Where does ¥400 trillion come from — and where does it go?
As of end-2025, Japan's household financial assets totalled ¥2,350 trillion (≈$14.5 trillion). Cash and deposits still account for 48.5% — some ¥1,140 trillion.
The government target: lift the combined share of equities, investment trusts and bonds from 23% to 40%. The strategy is expected as early as this summer.
This means → assuming total assets stay flat, over ¥400 trillion needs to move out of bank deposits and into capital markets — roughly 70% of Japan's GDP.
In plain terms = the government has set a "slim-down target" for the nation's savings jar: cut the deposit share from nearly half, and redirect the rest into stocks and funds.
Why is this target so unusual?
Governments typically use tax incentives to nudge households toward investing. Setting an explicit percentage target for household asset allocation is exceptionally rare in policy practice.
The strategy ties into Prime Minister Sanae Takaichi's broader push to channel investment into 17 strategic sectors including AI.
This reflects a deeper anxiety: under decades of near-zero rates, Japan's massive savings neither beat inflation for households nor flowed into the risk capital that industry upgrading demands.
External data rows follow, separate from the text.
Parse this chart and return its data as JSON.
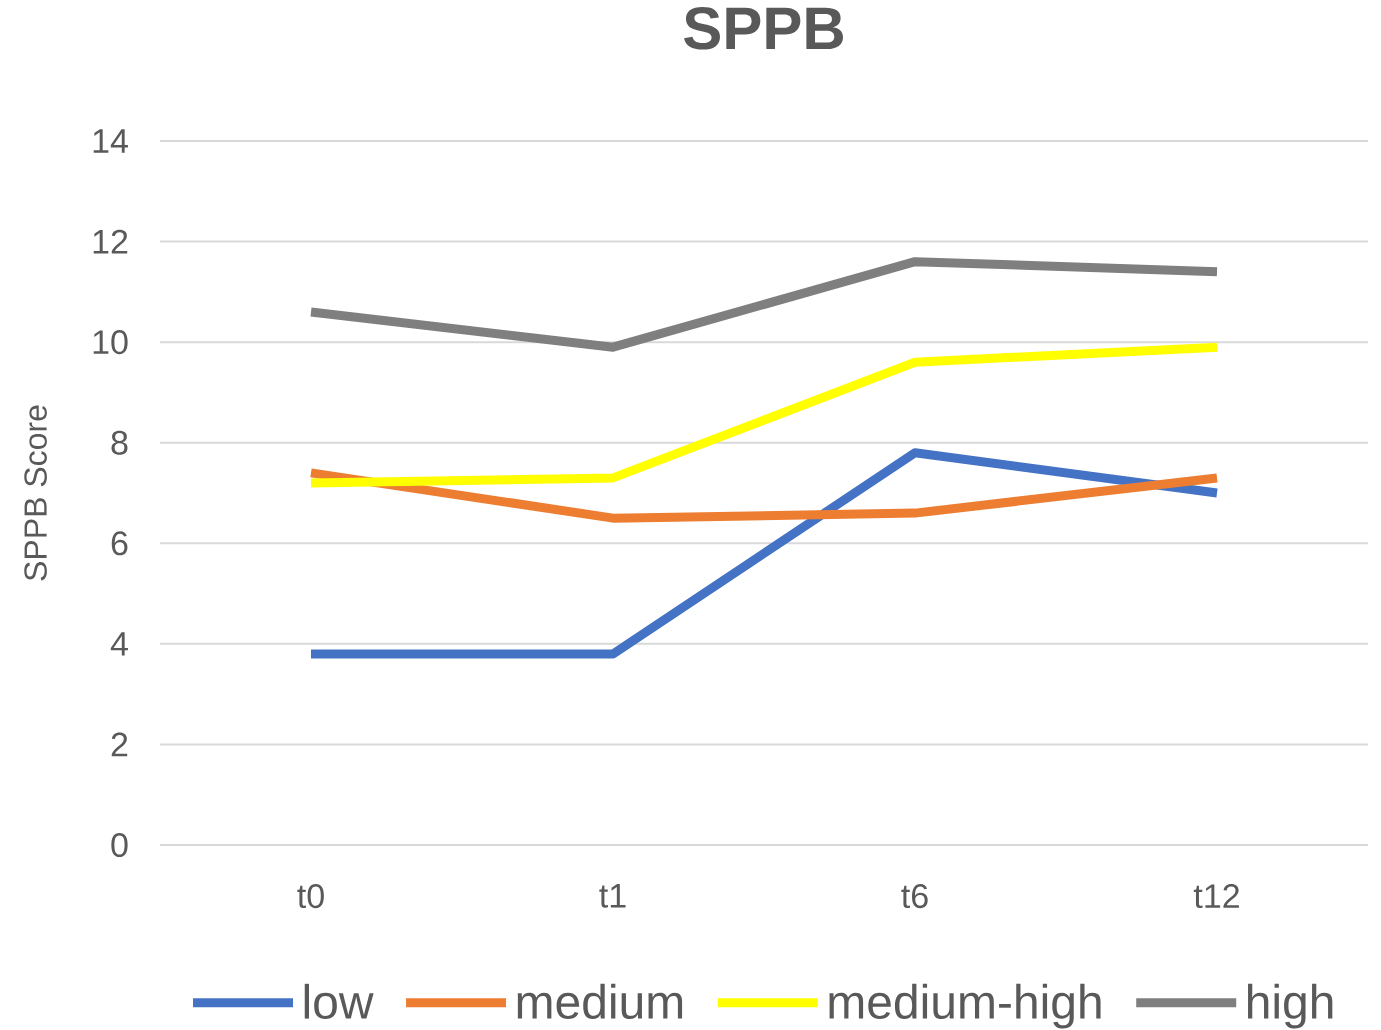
{
  "chart_data": {
    "type": "line",
    "title": "SPPB",
    "ylabel": "SPPB Score",
    "categories": [
      "t0",
      "t1",
      "t6",
      "t12"
    ],
    "series": [
      {
        "name": "low",
        "color": "#4472c4",
        "values": [
          3.8,
          3.8,
          7.8,
          7.0
        ]
      },
      {
        "name": "medium",
        "color": "#ed7d31",
        "values": [
          7.4,
          6.5,
          6.6,
          7.3
        ]
      },
      {
        "name": "medium-high",
        "color": "#ffff00",
        "values": [
          7.2,
          7.3,
          9.6,
          9.9
        ]
      },
      {
        "name": "high",
        "color": "#7f7f7f",
        "values": [
          10.6,
          9.9,
          11.6,
          11.4
        ]
      }
    ],
    "ylim": [
      0,
      14
    ],
    "yticks": [
      0,
      2,
      4,
      6,
      8,
      10,
      12,
      14
    ],
    "grid": "y",
    "legend": "bottom"
  }
}
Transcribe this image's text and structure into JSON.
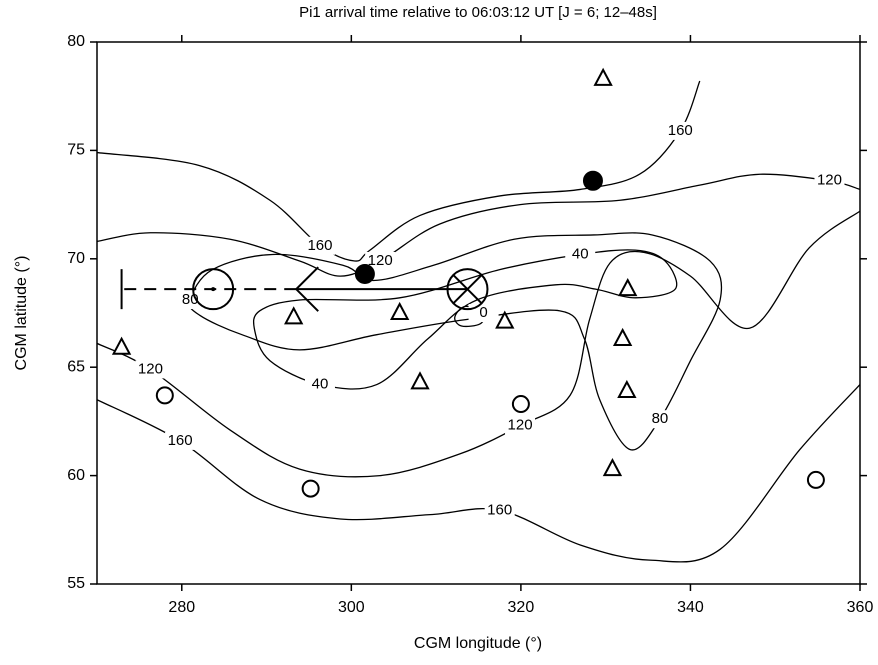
{
  "chart_data": {
    "type": "contour",
    "title": "Pi1 arrival time relative to 06:03:12 UT [J = 6; 12–48s]",
    "x_label": "CGM longitude (°)",
    "y_label": "CGM latitude (°)",
    "xlim": [
      270,
      360
    ],
    "ylim": [
      55,
      80
    ],
    "xticks": [
      280,
      300,
      320,
      340,
      360
    ],
    "yticks": [
      55,
      60,
      65,
      70,
      75,
      80
    ],
    "contours": [
      {
        "level": 160,
        "closed": false,
        "x": [
          270,
          282.1,
          290.4,
          296.3,
          300.4,
          302.2,
          308.1,
          317.5,
          327,
          334,
          338.8,
          341.1
        ],
        "y": [
          74.9,
          74.3,
          72.7,
          70.6,
          69.9,
          70.4,
          72.0,
          72.9,
          73.2,
          73.9,
          75.9,
          78.2
        ]
      },
      {
        "level": 120,
        "closed": false,
        "x": [
          270,
          276.3,
          285.7,
          293.9,
          298.7,
          303.4,
          310.4,
          319.9,
          331.7,
          341.1,
          348.2,
          356.4,
          360
        ],
        "y": [
          70.8,
          71.2,
          70.9,
          69.9,
          69.2,
          69.9,
          71.6,
          72.5,
          72.7,
          73.4,
          73.9,
          73.6,
          73.2
        ]
      },
      {
        "level": 120,
        "closed": false,
        "x": [
          270,
          276.3,
          285.7,
          293.9,
          303.4,
          312.8,
          319.9,
          325.8,
          328.1,
          330.5,
          334.5,
          340,
          347,
          354,
          360
        ],
        "y": [
          66.1,
          64.9,
          62.1,
          60.3,
          60.0,
          61.0,
          62.3,
          63.7,
          67.2,
          69.8,
          70.3,
          69.2,
          66.8,
          70.5,
          72.2
        ]
      },
      {
        "level": 160,
        "closed": false,
        "x": [
          270,
          279.8,
          289.2,
          298.7,
          309.3,
          317.5,
          327,
          335.2,
          343.5,
          352.9,
          360
        ],
        "y": [
          63.5,
          61.6,
          58.9,
          58.0,
          58.2,
          58.4,
          56.8,
          56.1,
          56.6,
          61.2,
          64.2
        ]
      },
      {
        "level": 80,
        "closed": true,
        "x": [
          281,
          283.6,
          290.7,
          299,
          302.6,
          309.7,
          319.2,
          328.6,
          335.5,
          342.3,
          343.5,
          340,
          336.4,
          332.9,
          329.3,
          327.5,
          324.6,
          313.6,
          303,
          293.9,
          287.1,
          282.1
        ],
        "y": [
          68.1,
          69.5,
          70.2,
          69.7,
          69.0,
          69.7,
          70.9,
          71.1,
          71.1,
          69.9,
          68.1,
          65.3,
          62.6,
          61.2,
          63.5,
          66.3,
          67.6,
          67.2,
          66.5,
          65.8,
          66.5,
          67.4
        ]
      },
      {
        "level": 40,
        "closed": true,
        "x": [
          288.6,
          289.2,
          293.9,
          305.7,
          317.5,
          327,
          333.5,
          337,
          338.2,
          333.5,
          328.8,
          324.1,
          314.8,
          309,
          303,
          296.3,
          290.4
        ],
        "y": [
          66.7,
          67.6,
          68.1,
          68.2,
          69.5,
          70.2,
          70.4,
          69.9,
          68.6,
          68.2,
          68.6,
          68.8,
          68.1,
          66.3,
          64.2,
          64.2,
          65.3
        ]
      },
      {
        "level": 0,
        "closed": true,
        "x": [
          312.2,
          313.4,
          315.6,
          315.2,
          313.0
        ],
        "y": [
          67.3,
          67.8,
          67.5,
          67.0,
          66.9
        ]
      }
    ],
    "stations": [
      {
        "marker": "triangle",
        "x": [
          329.7,
          332.6,
          332.0,
          332.5,
          330.8,
          308.1,
          305.7,
          318.1,
          293.2,
          272.9
        ],
        "y": [
          78.3,
          68.6,
          66.3,
          63.9,
          60.3,
          64.3,
          67.5,
          67.1,
          67.3,
          65.9
        ]
      },
      {
        "marker": "circle",
        "x": [
          278.0,
          295.2,
          320.0,
          354.8
        ],
        "y": [
          63.7,
          59.4,
          63.3,
          59.8
        ]
      },
      {
        "marker": "filled-circle",
        "x": [
          301.6,
          328.5
        ],
        "y": [
          69.3,
          73.6
        ]
      },
      {
        "marker": "large-circle",
        "x": [
          283.7
        ],
        "y": [
          68.6
        ]
      },
      {
        "marker": "crossed-circle",
        "x": [
          313.7
        ],
        "y": [
          68.6
        ]
      }
    ],
    "vectors": [
      {
        "style": "arrow",
        "x": [
          313.7,
          293.5
        ],
        "y": [
          68.6,
          68.6
        ]
      },
      {
        "style": "dashed-bar",
        "x": [
          293.5,
          272.9
        ],
        "y": [
          68.6,
          68.6
        ]
      }
    ]
  }
}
How will the money be channelled into markets?
Demand side: the government plans a dedicated framework for publicly offered funds investing in private-market assets such as unlisted equity, modelled on the EU's ELTIF — a European Long-Term Investment Fund structure that gives retail investors access to private-equity-style assets.
Supply side: easing corporate-bond issuance rules and pushing asset managers to improve operational efficiency — so there are actually more products for households to buy.
This means → Japan is trying to unblock both ends at once: making people *willing* to invest, and giving them *something worth investing in*.
How will the role of banks change?
The government plans to raise the voting-rights-based investment cap for bank subsidiaries from the current 5% to 100%, applicable to scenarios such as management buyouts.
In plain terms = banks were previously limited to tiny voting stakes in any single company. Under the new rules, they could take full control — clearing the way for banks to play a deep role in M&A and corporate restructuring.
Separately, a review of information-sharing firewall rules between banks and securities firms will begin this fiscal year, alongside a study of integrated holding-company structures.
Related legal amendments are expected to go before the 2027 ordinary Diet session.
What is new on fintech regulation?
Japan's Financial Services Agency will launch an on-chain finance forum this summer, opening public-private consultation on regulatory frameworks for blockchain applications and AI-era market oversight.
It will also study measures to counter AI-driven cyberattack risks — the first time the regulator has folded AI security into financial-infrastructure policy.
This reflects Japan's regulatory logic: opening investment channels is only half the job — building a risk-control framework for new technologies must happen in parallel.
Can Japan actually hit this target?
Moving from 23% to 40% gives Japan a 15-year window, but the barriers are real: Japanese households' savings preference is deeply entrenched, with nearly half of assets parked in bank accounts for decades.
The government itself acknowledges that success depends on three things advancing in lockstep: product supply, tax incentives and investor education.
In plain terms = setting a number is the easy part. The hard part is making ordinary people feel that investing beats saving — and that takes products, policy and a shift in mindset, all at once.
Content is for reference only, not financial advice.